Futzing Around With Sexual Stereotypes
Live Nudes: Futzing Around With Sexual Stereotypes
[W]ith neither money nor careers at stake, caution is unnecessary, you can do anything, said Michael Smith, an important figure in the Off Off-Broadway movement, about the glib attitude and openness of Off Off-Broadway Theater. An anything goes attitude was the essence of avant-garde theater. Fittingly, nakedness on stage was not uncommon in the Off Off-Broadway theaters. John Elsom, an expert of eroticism in the theater, stated, nakedness meant freedom: clothes and respectability — tyranny (200). Homosexuality was even more commonplace and seemed to be considered fashionable by these avant-garde artists. The mere existence of radical Off Off-Broadway Theater served as a catalyst for more open sexuality, especially nakedness on stage, homosexuality, and the involvement of women in theater and popular culture.

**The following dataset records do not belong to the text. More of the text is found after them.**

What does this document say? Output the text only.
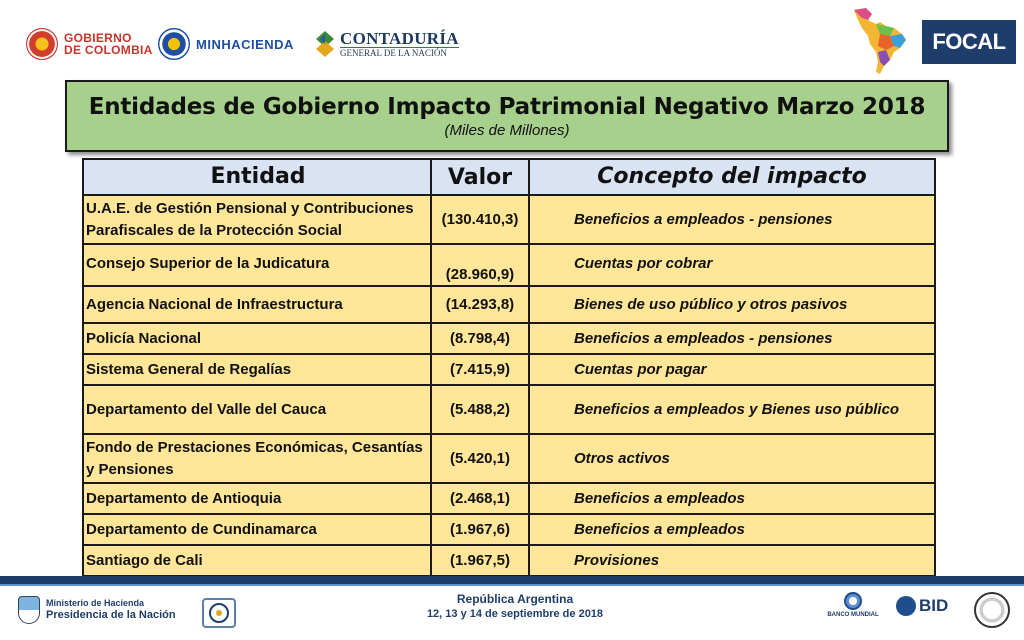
GOBIERNO
DE COLOMBIA	MINHACIENDA	CONTADURÍA
GENERAL DE LA NACIÓN	FOCAL
Entidades de Gobierno Impacto Patrimonial Negativo Marzo 2018
(Miles de Millones)
Entidad	Valor	Concepto del impacto
U.A.E. de Gestión Pensional y Contribuciones Parafiscales de la Protección Social	(130.410,3)	Beneficios a empleados - pensiones
Consejo Superior de la Judicatura	(28.960,9)	Cuentas por cobrar
Agencia Nacional de Infraestructura	(14.293,8)	Bienes de uso público y otros pasivos
Policía Nacional	(8.798,4)	Beneficios a empleados - pensiones
Sistema General de Regalías	(7.415,9)	Cuentas por pagar
Departamento del Valle del Cauca	(5.488,2)	Beneficios a empleados y Bienes uso público
Fondo de Prestaciones Económicas, Cesantías y Pensiones	(5.420,1)	Otros activos
Departamento de Antioquia	(2.468,1)	Beneficios a empleados
Departamento de Cundinamarca	(1.967,6)	Beneficios a empleados
Santiago de Cali	(1.967,5)	Provisiones
Ministerio de Hacienda
Presidencia de la Nación
República Argentina
12, 13 y 14 de septiembre de 2018	BANCO MUNDIAL BID
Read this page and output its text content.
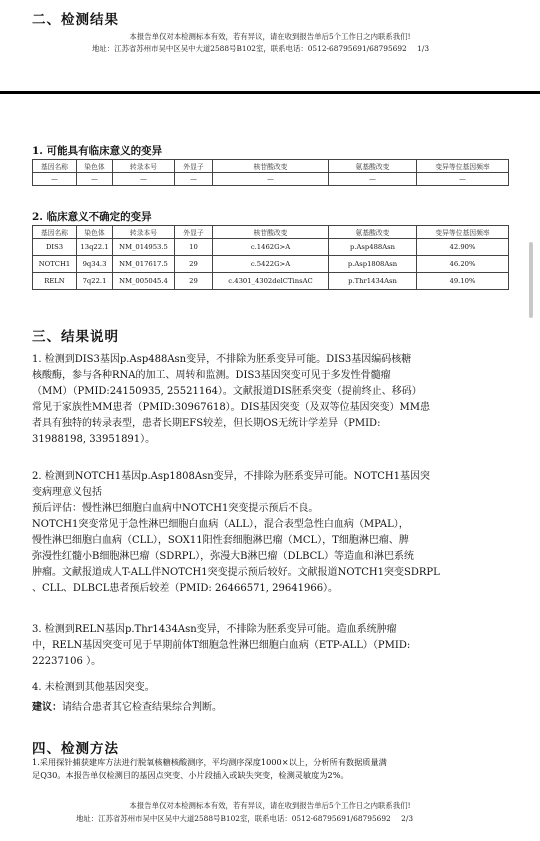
二、检测结果
本报告单仅对本检测标本有效，若有异议，请在收到报告单后5个工作日之内联系我们!
地址：江苏省苏州市吴中区吴中大道2588号B102室，联系电话：0512-68795691/68795692 1/3
1. 可能具有临床意义的变异
基因名称	染色体	转录本号	外显子	核苷酸改变	氨基酸改变	变异等位基因频率
—	—	—	—	—	—	—
2. 临床意义不确定的变异
基因名称	染色体	转录本号	外显子	核苷酸改变	氨基酸改变	变异等位基因频率
DIS3	13q22.1	NM_014953.5	10	c.1462G>A	p.Asp488Asn	42.90%
NOTCH1	9q34.3	NM_017617.5	29	c.5422G>A	p.Asp1808Asn	46.20%
RELN	7q22.1	NM_005045.4	29	c.4301_4302delCTinsAC	p.Thr1434Asn	49.10%
三、结果说明

1. 检测到DIS3基因p.Asp488Asn变异，不排除为胚系变异可能。DIS3基因编码核糖

核酸酶，参与各种RNA的加工、周转和监测。DIS3基因突变可见于多发性骨髓瘤

（MM）（PMID:24150935, 25521164）。文献报道DIS胚系突变（提前终止、移码）

常见于家族性MM患者（PMID:30967618）。DIS基因突变（及双等位基因突变）MM患

者具有独特的转录表型，患者长期EFS较差，但长期OS无统计学差异（PMID:

31988198, 33951891）。

2. 检测到NOTCH1基因p.Asp1808Asn变异，不排除为胚系变异可能。NOTCH1基因突

变病理意义包括

预后评估：慢性淋巴细胞白血病中NOTCH1突变提示预后不良。

NOTCH1突变常见于急性淋巴细胞白血病（ALL），混合表型急性白血病（MPAL），

慢性淋巴细胞白血病（CLL），SOX11阳性套细胞淋巴瘤（MCL），T细胞淋巴瘤、脾

弥漫性红髓小B细胞淋巴瘤（SDRPL），弥漫大B淋巴瘤（DLBCL）等造血和淋巴系统

肿瘤。文献报道成人T-ALL伴NOTCH1突变提示预后较好。文献报道NOTCH1突变SDRPL

、CLL、DLBCL患者预后较差（PMID: 26466571, 29641966）。

3. 检测到RELN基因p.Thr1434Asn变异，不排除为胚系变异可能。造血系统肿瘤

中，RELN基因突变可见于早期前体T细胞急性淋巴细胞白血病（ETP-ALL）（PMID:

22237106 ）。

4. 未检测到其他基因突变。

建议：请结合患者其它检查结果综合判断。

四、检测方法

1.采用探针捕获建库方法进行脱氧核糖核酸测序，平均测序深度1000×以上，分析所有数据质量满

足Q30。本报告单仅检测目的基因点突变、小片段插入或缺失突变，检测灵敏度为2%。

本报告单仅对本检测标本有效，若有异议，请在收到报告单后5个工作日之内联系我们!
地址：江苏省苏州市吴中区吴中大道2588号B102室，联系电话：0512-68795691/68795692 2/3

In Rochelle Owenss play Futz, the shock value is bestiality. Cy Futz openly loves his sow, Amanda, and his society does not accept this and persecutes him. Owens uses bestiality to represent a lifestyle that an individual leads that is not accepted by society, like homosexuality, and the ridiculous persecution by society for a lifestyle that is different than normal. Futz embodies three distinct aspects of avant-garde theater in New York: the emergence of nudity on stage, the surfacing of homosexuality in the arts, and the liberation of women; Futz manifests the changing political and social attitudes of the times.
Nudity and erotic messages were used to shock the audience, very much like Antonin Artaud, whose techniques and theories influenced the development of avant-garde theater. Stavros Kolliopoulos says in his article about Artaud that he sought to establish a physical language without transcendental references, directing his fury against society in a state of constant confrontation.Artaud saw theater as a primal force and believed in the expression of primitivism in his work (Harding 60). The importance of nakedness had two distinct motives, yet only the second pertains to Owens play. These moments of nudity caused exposure for the performance, but more importantly, nakedness symbolized a rejection of middle-class standards (Elsom 200). Owens, by the mere fact that she was involved with Off Off-Broadway Theater, was rejecting middle-class standards. She was not, on the other hand, using sexuality and nudity to cause exposure, for popular success was of little importance to her and to Off Off-Broadway as a whole. Futz and all of Off Off-Broadway was a reaction against mass-marketing and monotonous commercialism. Emory Lewis wrote in his chronology of theater that most of the young, fearless explorers start off with the radical premise that there is another America and another culture conveniently ignored by the mass media; they are in absolute revolt against the Establishment and those they regard as its brainwashed followers (138-9). This movement embodied the many protests of the time, and it manifested the doing-your-own-thing aspect of the counterculture revolution. Of course an institution built and prided on such a removal from consumer society would include nudity and sex. The novelty of nakedness on stage wore thin when nudity became more of a crucial aspect to other mediums of entertainment, such as film and nowadays, nudity on stage and in film is ordinary and has no apparent shock value.
Tom OHorgans work, most specifically Futz, became famous because of its scandalous nature of the sexual-erotic content, the seemingly orgiastic physicality, and the occasional near or full nudity (Aronson 96). Tom OHorgan was the original director for Futz in Ellen Stewarts La Mama Experimental Theater Club. OHorgan gained notoriety from his work in the first ever rock opera, Hair. OHorgan followed four elements to his direction (Berkowitz 146). First, he attempted to de-emphasize the text and concentrate on the performance and the emotion of the live actors. Second, he had his characters communicate nonverbally at times and explored nonrational communication. Third, he tried to make the audience and the actors interact, thus breaking down the fourth wall. Finally, he tried to utilize all aspects of the theater and the current technology. He used all of these aspects in his production of Futz. At times during OHorgans performances the actors became vulnerable, stopped acting, and were naked for the audience to see. The fourth wall had been broken down, and the actors had entered into the audiences space. This created a cult-like atmosphere for the actors and discomforted the audience. The actors had thus succeeded, for the audiences had great trouble distinguishing the theater from real life, for that is the purpose of theater.
In Futz, there is little nudity explicitly written in the script. Gerald Berkowitz, an expert in avant-garde theater, wrote the following about OHorgans performance of Futz. OHorgan provided physical expression of the texts ideas and emotions through film, mime, music, and dance, turning the villagers into a many-headed chorus of interchangeable roles so that they functioned as Society rather than as individuals (145). OHorgans style to directing plays was exaggeration, as shown by Berkowitzs quote. If a character was supposed to be mad, he had the character burst out in violent rage.